Singular integrals unsuitable for the curvature method whose $L^2$-boundedness still implies rectifiability

TL;DR

This paper presents a novel example of a singular integral operator in the plane where the permutations change sign, yet its $L^2$-boundedness still implies the rectifiability of the measure's support, challenging existing curvature method limitations.

Contribution

It introduces the first known example of an operator with sign-changing permutations that still links $L^2$-boundedness to rectifiability, expanding the applicability of geometric measure theory.

Findings

An example of a singular integral operator with sign-changing permutations.

$L^2$-boundedness implies rectifiability despite sign changes.

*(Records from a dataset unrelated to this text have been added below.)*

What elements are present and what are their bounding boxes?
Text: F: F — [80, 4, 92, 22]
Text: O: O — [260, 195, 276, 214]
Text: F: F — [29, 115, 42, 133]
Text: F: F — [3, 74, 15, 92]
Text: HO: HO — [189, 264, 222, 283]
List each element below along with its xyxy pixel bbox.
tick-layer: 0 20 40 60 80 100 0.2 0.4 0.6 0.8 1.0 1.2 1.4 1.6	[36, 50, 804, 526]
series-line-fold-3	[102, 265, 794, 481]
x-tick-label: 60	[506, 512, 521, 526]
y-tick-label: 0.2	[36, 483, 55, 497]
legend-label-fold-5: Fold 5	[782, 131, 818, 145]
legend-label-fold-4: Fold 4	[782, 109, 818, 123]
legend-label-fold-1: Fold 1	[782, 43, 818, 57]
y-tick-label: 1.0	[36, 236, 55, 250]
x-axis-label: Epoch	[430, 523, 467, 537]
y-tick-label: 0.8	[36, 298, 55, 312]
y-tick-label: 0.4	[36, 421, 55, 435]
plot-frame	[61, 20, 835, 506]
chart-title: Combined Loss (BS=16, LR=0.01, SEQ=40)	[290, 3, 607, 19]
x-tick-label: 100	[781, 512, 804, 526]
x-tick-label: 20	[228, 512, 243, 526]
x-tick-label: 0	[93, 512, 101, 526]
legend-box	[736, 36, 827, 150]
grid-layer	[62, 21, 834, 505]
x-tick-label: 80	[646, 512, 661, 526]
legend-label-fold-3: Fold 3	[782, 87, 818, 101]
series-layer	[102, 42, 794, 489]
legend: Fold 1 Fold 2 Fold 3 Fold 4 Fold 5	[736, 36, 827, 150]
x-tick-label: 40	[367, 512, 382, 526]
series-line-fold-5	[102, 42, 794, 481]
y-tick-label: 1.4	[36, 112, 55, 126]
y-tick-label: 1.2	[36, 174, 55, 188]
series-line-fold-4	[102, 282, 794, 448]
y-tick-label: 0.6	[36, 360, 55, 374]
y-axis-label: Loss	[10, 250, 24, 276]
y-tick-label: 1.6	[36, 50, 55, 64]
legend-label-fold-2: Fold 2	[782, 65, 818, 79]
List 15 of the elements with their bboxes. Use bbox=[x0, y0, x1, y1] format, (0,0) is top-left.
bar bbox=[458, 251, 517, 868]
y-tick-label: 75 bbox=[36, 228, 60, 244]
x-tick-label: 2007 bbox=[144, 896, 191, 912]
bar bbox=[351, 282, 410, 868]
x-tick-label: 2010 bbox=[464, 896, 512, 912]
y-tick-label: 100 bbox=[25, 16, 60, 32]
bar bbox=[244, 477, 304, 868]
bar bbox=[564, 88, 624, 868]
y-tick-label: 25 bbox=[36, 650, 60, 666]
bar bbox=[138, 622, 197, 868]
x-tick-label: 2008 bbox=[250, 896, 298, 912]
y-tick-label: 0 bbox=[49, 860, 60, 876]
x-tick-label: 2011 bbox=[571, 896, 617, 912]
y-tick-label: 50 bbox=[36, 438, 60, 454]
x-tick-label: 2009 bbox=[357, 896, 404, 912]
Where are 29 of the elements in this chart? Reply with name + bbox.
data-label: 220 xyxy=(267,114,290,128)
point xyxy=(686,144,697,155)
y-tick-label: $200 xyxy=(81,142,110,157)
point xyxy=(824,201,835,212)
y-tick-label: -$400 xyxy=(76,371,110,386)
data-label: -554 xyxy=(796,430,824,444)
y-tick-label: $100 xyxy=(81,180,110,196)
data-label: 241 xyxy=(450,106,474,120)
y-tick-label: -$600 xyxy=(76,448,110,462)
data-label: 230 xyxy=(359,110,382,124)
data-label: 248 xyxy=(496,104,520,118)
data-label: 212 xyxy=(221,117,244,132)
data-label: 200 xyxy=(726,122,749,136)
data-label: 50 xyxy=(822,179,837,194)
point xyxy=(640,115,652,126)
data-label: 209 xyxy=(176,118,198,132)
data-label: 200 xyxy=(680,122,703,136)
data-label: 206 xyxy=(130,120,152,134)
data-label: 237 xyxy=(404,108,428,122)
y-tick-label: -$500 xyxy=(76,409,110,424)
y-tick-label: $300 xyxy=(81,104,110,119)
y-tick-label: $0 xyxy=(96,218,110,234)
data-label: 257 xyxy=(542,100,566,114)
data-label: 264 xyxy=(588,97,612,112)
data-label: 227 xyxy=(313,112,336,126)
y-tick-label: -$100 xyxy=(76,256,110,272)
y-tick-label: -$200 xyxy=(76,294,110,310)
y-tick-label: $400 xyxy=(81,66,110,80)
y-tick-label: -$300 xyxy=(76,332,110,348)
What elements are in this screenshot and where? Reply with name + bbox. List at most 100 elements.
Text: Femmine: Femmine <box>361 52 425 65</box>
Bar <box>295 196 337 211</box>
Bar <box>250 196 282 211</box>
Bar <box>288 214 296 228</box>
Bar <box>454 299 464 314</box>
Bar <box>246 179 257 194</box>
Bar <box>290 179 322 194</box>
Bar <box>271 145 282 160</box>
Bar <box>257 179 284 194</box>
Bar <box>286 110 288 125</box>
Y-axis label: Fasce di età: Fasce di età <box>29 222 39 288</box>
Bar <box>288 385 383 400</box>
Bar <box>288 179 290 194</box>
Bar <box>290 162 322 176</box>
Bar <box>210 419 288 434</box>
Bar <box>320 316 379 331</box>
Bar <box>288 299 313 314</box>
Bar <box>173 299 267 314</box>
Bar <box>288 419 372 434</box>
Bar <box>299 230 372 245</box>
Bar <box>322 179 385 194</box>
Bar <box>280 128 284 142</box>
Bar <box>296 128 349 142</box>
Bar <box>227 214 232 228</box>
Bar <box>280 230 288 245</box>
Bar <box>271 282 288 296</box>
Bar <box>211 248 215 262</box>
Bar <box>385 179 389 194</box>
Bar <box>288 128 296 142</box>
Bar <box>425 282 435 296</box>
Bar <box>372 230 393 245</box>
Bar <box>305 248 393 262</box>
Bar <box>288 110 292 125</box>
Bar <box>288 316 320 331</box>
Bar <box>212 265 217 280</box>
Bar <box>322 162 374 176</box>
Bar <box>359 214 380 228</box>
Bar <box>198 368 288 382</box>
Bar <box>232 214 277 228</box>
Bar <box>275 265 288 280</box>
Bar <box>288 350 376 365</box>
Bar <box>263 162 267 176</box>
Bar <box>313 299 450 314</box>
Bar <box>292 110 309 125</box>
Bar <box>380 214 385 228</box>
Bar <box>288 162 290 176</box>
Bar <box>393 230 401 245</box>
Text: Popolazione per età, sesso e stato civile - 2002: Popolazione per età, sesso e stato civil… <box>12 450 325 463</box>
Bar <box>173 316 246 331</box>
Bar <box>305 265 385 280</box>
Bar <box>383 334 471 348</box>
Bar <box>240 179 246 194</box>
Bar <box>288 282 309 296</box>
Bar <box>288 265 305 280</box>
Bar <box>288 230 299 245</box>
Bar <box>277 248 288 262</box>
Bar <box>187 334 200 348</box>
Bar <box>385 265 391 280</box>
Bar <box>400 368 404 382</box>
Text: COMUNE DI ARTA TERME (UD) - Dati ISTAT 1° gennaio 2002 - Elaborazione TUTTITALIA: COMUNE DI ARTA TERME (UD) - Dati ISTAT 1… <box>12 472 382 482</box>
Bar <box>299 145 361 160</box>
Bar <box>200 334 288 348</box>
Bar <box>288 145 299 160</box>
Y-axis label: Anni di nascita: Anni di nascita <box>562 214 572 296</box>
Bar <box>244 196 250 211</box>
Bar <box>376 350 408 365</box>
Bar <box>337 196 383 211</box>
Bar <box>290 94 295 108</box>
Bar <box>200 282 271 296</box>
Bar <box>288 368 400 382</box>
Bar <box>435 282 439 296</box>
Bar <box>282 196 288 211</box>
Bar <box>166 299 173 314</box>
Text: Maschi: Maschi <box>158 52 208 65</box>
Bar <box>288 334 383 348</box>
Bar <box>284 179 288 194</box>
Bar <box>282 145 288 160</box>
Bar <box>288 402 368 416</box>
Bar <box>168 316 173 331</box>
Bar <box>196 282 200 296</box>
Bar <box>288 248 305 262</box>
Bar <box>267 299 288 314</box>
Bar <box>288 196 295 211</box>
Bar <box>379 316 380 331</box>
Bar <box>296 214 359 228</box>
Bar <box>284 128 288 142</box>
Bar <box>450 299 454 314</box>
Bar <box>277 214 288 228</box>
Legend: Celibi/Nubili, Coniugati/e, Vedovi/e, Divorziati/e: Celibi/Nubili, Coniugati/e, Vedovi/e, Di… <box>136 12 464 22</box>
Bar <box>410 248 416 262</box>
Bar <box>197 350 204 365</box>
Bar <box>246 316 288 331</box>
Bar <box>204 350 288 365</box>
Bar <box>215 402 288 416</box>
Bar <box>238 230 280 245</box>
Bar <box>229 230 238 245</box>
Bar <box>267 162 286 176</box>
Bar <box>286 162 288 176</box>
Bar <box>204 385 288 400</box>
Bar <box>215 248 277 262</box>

Results hold under Ahlfors-David regularity conditions.

Abstract

The well-known curvature method initiated in works of Melnikov and Verdera is now commonly used to relate the $L^2(\mu)$-boundedness of certain singular integral operators to the geometric properties of the support of measure $\mu$, e.g. rectifiability. It can be applied however only if Menger curvature-like permutations, directly associated with the kernel of the operator, are non-negative. We give an example of an operator in the plane whose corresponding permutations change sign but the $L^2(\mu)$-boundedness of the operator still implies that the support of $\mu$ is rectifiable. To the best of our knowledge, it is the first example of this type. We also obtain several related results with Ahlfors-David regularity conditions.